Gustav schleudert die Kidzel-Tüte auf den Boden: „Will raus!“ Arthur: „Was können denn Männer?“ Ich hebe die Brezeln und die Tüte auf. „Das sage ich dir nachher.“ „Will raus!!!!“ Ich schiele auf den Eingang zum Hauptwerk der Ausstellung, das einen eigenen, sakral beleuchteten Raum belegt. Judy Chicagos ikonische „Dinner Party“ besteht aus einer im Dreieck installierten Tafel, die für mythologische und historische weibliche Persönlichkeiten gedeckt ist. Wegen Wartezeiten haben wir uns ein Extra-Ticket geholt. Wir dürfen jetzt hinein. Wenigstens einmal schnell im Dreieck gehen, denke ich und schiebe den Kinderwagen hinein.

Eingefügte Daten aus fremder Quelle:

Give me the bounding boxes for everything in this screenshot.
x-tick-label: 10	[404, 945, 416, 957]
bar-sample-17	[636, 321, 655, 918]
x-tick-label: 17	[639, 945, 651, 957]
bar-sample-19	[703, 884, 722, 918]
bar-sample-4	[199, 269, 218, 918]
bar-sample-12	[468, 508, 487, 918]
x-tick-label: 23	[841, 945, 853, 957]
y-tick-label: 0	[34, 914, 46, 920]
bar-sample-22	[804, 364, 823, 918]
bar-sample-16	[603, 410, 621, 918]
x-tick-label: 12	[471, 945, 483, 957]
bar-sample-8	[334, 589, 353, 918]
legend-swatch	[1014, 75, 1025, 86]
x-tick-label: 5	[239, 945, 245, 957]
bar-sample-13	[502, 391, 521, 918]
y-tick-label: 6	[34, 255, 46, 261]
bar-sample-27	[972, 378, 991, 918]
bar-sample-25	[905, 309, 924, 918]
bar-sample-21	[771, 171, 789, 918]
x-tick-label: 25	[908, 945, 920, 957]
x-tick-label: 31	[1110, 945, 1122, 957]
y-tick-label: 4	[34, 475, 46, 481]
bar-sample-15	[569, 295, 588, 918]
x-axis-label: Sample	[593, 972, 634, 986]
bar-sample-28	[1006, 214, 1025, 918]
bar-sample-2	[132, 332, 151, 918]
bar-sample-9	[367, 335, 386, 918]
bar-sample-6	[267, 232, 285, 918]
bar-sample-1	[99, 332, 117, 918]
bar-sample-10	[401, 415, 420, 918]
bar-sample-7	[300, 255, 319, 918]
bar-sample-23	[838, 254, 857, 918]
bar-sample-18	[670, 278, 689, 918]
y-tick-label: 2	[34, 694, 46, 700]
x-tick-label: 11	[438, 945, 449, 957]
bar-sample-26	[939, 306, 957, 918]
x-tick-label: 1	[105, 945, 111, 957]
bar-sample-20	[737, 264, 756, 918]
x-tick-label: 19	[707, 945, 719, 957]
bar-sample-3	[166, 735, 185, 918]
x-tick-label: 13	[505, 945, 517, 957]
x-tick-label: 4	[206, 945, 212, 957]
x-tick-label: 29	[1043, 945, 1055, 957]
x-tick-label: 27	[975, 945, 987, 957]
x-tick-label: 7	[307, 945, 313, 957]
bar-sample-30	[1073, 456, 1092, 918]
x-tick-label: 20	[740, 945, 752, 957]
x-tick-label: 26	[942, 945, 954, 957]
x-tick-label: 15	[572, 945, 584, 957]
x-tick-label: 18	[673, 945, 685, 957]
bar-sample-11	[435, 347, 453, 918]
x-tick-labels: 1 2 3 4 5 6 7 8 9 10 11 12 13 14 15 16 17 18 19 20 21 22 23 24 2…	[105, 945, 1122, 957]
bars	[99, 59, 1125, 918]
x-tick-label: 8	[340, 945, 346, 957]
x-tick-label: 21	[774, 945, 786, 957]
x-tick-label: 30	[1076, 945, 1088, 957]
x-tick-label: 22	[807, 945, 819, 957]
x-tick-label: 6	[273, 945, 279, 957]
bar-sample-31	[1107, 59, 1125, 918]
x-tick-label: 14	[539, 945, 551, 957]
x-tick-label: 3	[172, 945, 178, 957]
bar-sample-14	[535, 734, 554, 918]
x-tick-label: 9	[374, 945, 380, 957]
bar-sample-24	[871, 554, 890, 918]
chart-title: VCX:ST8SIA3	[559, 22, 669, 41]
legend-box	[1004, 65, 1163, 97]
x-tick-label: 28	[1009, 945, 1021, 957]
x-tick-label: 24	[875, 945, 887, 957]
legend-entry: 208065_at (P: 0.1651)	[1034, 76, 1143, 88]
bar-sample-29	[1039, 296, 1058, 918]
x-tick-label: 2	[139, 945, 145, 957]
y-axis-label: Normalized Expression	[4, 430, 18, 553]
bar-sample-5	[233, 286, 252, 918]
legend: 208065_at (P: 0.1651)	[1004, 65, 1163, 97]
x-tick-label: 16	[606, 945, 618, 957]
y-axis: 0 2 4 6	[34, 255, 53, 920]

„Will raaaaaaaauuuuuus!“ Gustav heult. Ich renne. Zwei lesbische Intellektuelle, typische Brooklyner Intelligenzija, werfen mir bitterböse Blicke zu. Weil ich renne? Weil ich schwanger bin und renne? Weil ich zwei Söhne mitgebracht habe, die nicht hier sein wollen? Ich will nur noch raus an die frische Luft, schleife Arthur hinter mir her, finde den Aufzug, renne aus der Lobby raus. Endlich kann ich Gustav abschnallen. Er rennt in Richtung Park. Er weiß, wo der Spielplatz ist, dessen Klettergerüste in den Farben Quietschlila und Gifttürkis gehalten sind und meinen Augen Schmerzen bereiten. Arthur rennt auch, und schon klettern, quieken und lachen sie. Ich habe acht Jahre Kunstgeschichte studiert. Ich schließe die Augen und versuche mich an Asher Durands Landschaften zu erinnern.

Text: F.A.Z., 19.05.2007, Nr. 115 / Seite Z4
Der Text ist erschütternd. Er sagt genau das Identische aus, was ich auch - schon viel oft - erlebt habe. Genau identisch. Kleine Spielecken in Universitäts-Bibliotheken, Museen etc. könnten schon viel Erleichterungen schaffen. In den großen Häusern, in denen Autos verkauft und repariert werden - etwa bei Opel - haben sie solche Spielecken schon. (Man weiß: ... Autos ...) (Auch MacDonald's, wie man hört ...) Jetzt müßte man nur noch eine Person daneben stehen haben, die auf die Kinder achtet, wenn man - zufälligerweise - selber grad mal nicht auf sie hinschaut. Oder eben einfach - "irgendwie" - "unterstützende Verwandtschaft". Eine ältere, 15-jährige Cousine der eigenen Kinder wäre etwas, eine Großmutter, ja, auch ein Kindermädchen, na, ... Sie wissen schon!